By Phuket Gazette
"The incident occurred at Plab Pla beach on Koh Racha Yai. During a regular patrol, officers found Olga Smirnova, 53, feeding bread to the fish,” said Suchat Rattanaruengsri, Region 6 head of the Marine and Coastal Resources Conservation Division.
Ms Smirnova was taken to Chalong Police Station and charged with "feeding fish in a forbidden area or in an area with coral reef", the maximum punishment for which is a year in prison, a 100,000-baht fine, or both.
“As we have said, we are taking a very strict stance on this.

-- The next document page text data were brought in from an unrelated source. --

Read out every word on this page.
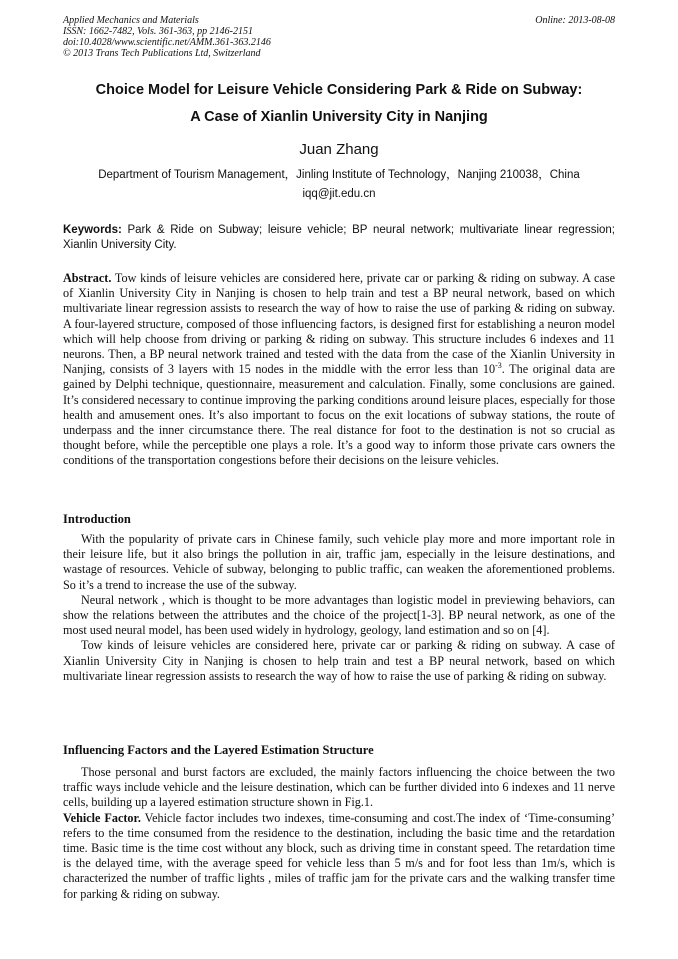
Applied Mechanics and Materials
ISSN: 1662-7482, Vols. 361-363, pp 2146-2151
doi:10.4028/www.scientific.net/AMM.361-363.2146
© 2013 Trans Tech Publications Ltd, Switzerland
Online: 2013-08-08
Choice Model for Leisure Vehicle Considering Park & Ride on Subway:
A Case of Xianlin University City in Nanjing
Juan Zhang
Department of Tourism Management，Jinling Institute of Technology，Nanjing 210038，China
iqq@jit.edu.cn
Keywords: Park & Ride on Subway; leisure vehicle; BP neural network; multivariate linear regression; Xianlin University City.
Abstract. Tow kinds of leisure vehicles are considered here, private car or parking & riding on subway. A case of Xianlin University City in Nanjing is chosen to help train and test a BP neural network, based on which multivariate linear regression assists to research the way of how to raise the use of parking & riding on subway. A four-layered structure, composed of those influencing factors, is designed first for establishing a neuron model which will help choose from driving or parking & riding on subway. This structure includes 6 indexes and 11 neurons. Then, a BP neural network trained and tested with the data from the case of the Xianlin University in Nanjing, consists of 3 layers with 15 nodes in the middle with the error less than $10^{-3}$. The original data are gained by Delphi technique, questionnaire, measurement and calculation. Finally, some conclusions are gained. It’s considered necessary to continue improving the parking conditions around leisure places, especially for those health and amusement ones. It’s also important to focus on the exit locations of subway stations, the route of underpass and the inner circumstance there. The real distance for foot to the destination is not so crucial as thought before, while the perceptible one plays a role. It’s a good way to inform those private cars owners the conditions of the transportation congestions before their decisions on the leisure vehicles.
Introduction

With the popularity of private cars in Chinese family, such vehicle play more and more important role in their leisure life, but it also brings the pollution in air, traffic jam, especially in the leisure destinations, and wastage of resources. Vehicle of subway, belonging to public traffic, can weaken the aforementioned problems. So it’s a trend to increase the use of the subway.

Neural network , which is thought to be more advantages than logistic model in previewing behaviors, can show the relations between the attributes and the choice of the project[1-3]. BP neural network, as one of the most used neural model, has been used widely in hydrology, geology, land estimation and so on [4].

Tow kinds of leisure vehicles are considered here, private car or parking & riding on subway. A case of Xianlin University City in Nanjing is chosen to help train and test a BP neural network, based on which multivariate linear regression assists to research the way of how to raise the use of parking & riding on subway.

Influencing Factors and the Layered Estimation Structure

Those personal and burst factors are excluded, the mainly factors influencing the choice between the two traffic ways include vehicle and the leisure destination, which can be further divided into 6 indexes and 11 nerve cells, building up a layered estimation structure shown in Fig.1.

Vehicle Factor. Vehicle factor includes two indexes, time-consuming and cost.The index of ‘Time-consuming’ refers to the time consumed from the residence to the destination, including the basic time and the retardation time. Basic time is the time cost without any block, such as driving time in constant speed. The retardation time is the delayed time, with the average speed for vehicle less than 5 m/s and for foot less than 1m/s, which is characterized the number of traffic lights , miles of traffic jam for the private cars and the walking transfer time for parking & riding on subway.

She has to pay the bail and remain in Thailand until her case is processed by a court,” said Mr Suchat.
In May 2016, a Chinese tourist was also arrested and ordered to pay 100,000 baht bail money after he was found catching fish in Koh Kai (story here).
The punishment was levied as per Article 17, which gives DMCR officers enhanced power and allows for the establishment of any regulations in an area deemed under threat of environmental degradation (story here).
Previous legislation allowed DMCR officers to use the Wildlife Preservation and Protection Act BE 2535 (1992), in which coral is considered a protected animal, to catch and turn over to the police anyone suspected of harming marine life.
Under that act, officers could not arrest people for harming any marine life other than coral. The punishment was a fine of up to 40,000 baht, up to four years in prison, or both.
However, under Article 17, Mr Suchat said DMCR officers may now detain tourists for harming any marine life, not just coral.